Newswise — DALLAS, July 12, 2021 — People of South Asian ancestry have more than double the risk of developing heart disease compared to people of European ancestry, yet clinical risk assessment calculators used to guide decisions about preventing or treating heart disease may fail to account for the increased risk, according to new research published today in the American Heart Association’s flagship journal Circulation. About a quarter of the world’s population (1.8 billion people) are of South Asian descent, and prior research has shown South Asians experience higher rates of heart disease compared to people of most other ethnicities.
To better understand the variables surrounding the heart disease risk for people of South Asian ancestry, researchers evaluated data from a subset of participants in the UK Biobank study who did not have atherosclerotic cardiovascular disease when they enrolled in the study between 2006 and 2010. There were 8,124 participants of South Asian Ancestry and 449,349 of European ancestry included in this analysis. Their average age was 57 and they were followed an average of 11 years. People in the South Asian ancestry group were defined as those who self-reported being of Indian, Pakistani or Bangladeshi origin, or who reported other South Asian heritage, such as their country of birth as Bhutan, Maldives, Nepal or Sri Lanka. European ancestry was based on self-identification as being white British, white Irish, or any other white European background.
Researchers compared the rates of developing cardiovascular disease (heart attack, stroke, or a procedure to restore normal blood supply to the heart) among people of South Asian ancestry to the rate among people of European ancestry. They found that 6.8% of participants of South Asian ancestry had a cardiovascular disease event, compared to 4.4% of those who reported having European ancestry. After adjustment for age and sex, this represents a more than two-fold higher risk for people of South Asian descent. The higher relative risk was largely consistent across a variety of age, sex and clinical subgroups. However, this increased risk was not captured by the clinical estimators used in the United States or Europe.
“Based on previous studies, we expected South Asians would have higher rates of heart disease – in fact, the American Heart Association now considers South Asian ethnicity a ‘risk enhancer’ beyond the standard risk calculator,” said senior study author Amit V. Khera, M.D., M.Sc., a cardiologist in the Corrigan Minehan Heart Center and leader of a research group within the Center for Genomic Medicine, both at Massachusetts General Hospital in Boston.
“We were surprised by the magnitude of the increased risk — even within contemporary clinical practice, it was more than double — and how much of it remains unexplained by traditional clinical or lifestyle risk factors,” he said. “Our current tools do not help us predict this extra risk in the South Asian population, likely because no South Asians were included in developing the U.S. tool, so we may be missing opportunities to prevent heart attacks and strokes in this group.

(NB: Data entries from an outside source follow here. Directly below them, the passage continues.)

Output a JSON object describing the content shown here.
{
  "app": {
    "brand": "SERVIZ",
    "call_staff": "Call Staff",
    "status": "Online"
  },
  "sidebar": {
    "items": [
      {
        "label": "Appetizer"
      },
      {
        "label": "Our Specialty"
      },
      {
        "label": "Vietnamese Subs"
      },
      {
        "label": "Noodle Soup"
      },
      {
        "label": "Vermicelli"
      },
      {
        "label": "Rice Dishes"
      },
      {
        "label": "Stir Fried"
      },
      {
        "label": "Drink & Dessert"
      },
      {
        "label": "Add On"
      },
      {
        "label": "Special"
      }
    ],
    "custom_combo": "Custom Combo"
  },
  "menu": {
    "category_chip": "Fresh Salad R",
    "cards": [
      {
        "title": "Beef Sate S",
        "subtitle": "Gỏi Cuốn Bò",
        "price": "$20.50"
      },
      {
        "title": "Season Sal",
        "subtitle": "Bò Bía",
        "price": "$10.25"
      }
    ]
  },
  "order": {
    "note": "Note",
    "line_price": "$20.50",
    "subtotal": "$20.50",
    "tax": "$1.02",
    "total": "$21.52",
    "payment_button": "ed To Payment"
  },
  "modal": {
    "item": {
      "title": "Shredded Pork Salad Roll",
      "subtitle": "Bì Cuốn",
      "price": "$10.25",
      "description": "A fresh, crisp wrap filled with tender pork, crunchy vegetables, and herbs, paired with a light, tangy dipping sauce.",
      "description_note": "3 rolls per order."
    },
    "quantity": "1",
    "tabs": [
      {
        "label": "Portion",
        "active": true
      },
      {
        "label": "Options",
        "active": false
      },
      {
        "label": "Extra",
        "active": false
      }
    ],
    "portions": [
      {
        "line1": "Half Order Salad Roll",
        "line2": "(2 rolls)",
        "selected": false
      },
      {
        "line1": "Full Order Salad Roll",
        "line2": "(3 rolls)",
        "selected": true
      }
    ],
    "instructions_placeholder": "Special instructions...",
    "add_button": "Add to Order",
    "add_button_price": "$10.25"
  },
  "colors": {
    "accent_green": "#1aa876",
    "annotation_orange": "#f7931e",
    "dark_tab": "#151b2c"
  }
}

Intensive control of risk factors like high cholesterol and Type 2 diabetes are even more important in this population.”
A higher percentage of people in the South Asian study group did have more risk factors for heart disease, including Type 2 diabetes (even in the absence of obesity), high blood pressure and increased central adiposity (belly fat). However, even when researchers accounted for the known risks, the risk for people of South Asian ancestry was still 45% higher than for people of European ancestry.
“We need to dig deeper to better understand why South Asians are having heart attacks and strokes at higher rates even after accounting for these risk factors,” said Aniruddh P. Patel, M.D., lead author of the study and a cardiology fellow at Massachusetts General Hospital. “Our ability to study South Asian and other populations in general in the United States using public databases has been limited because individuals are grouped together by race rather than ancestry. This makes recognizing and addressing these disparities among a fast-growing South Asian population in the U.S. more difficult. In addition to recruiting more South Asians in clinical trials and cohort studies, better reporting of ancestry in addition to race in hospital data systems and electronic medical records would help us better understand and target these disparities.”
The research does have some limitations. The study included adults between the ages of 40 and 69 living in the United Kingdom, thus the results may not be generalizable to younger individuals or those who live in other countries. Additionally, based upon the data, people who volunteered for the UK Biobank study were known to be healthier compared to the general population, thus, there were potentially reduced rates of heart disease in both ancestry groups. Further, medical records of study participants were reviewed electronically rather than manually, so underreporting may have occurred.
Khera and colleagues have assembled a team of international investigators to aggregate data and expertise needed to develop new genetic risk estimators for South Asian individuals as part of an NIH-funded consortium. As for the clinical risk estimator tools, South Asians have been severely under-represented to-date, accounting for only about 1% of studied individuals.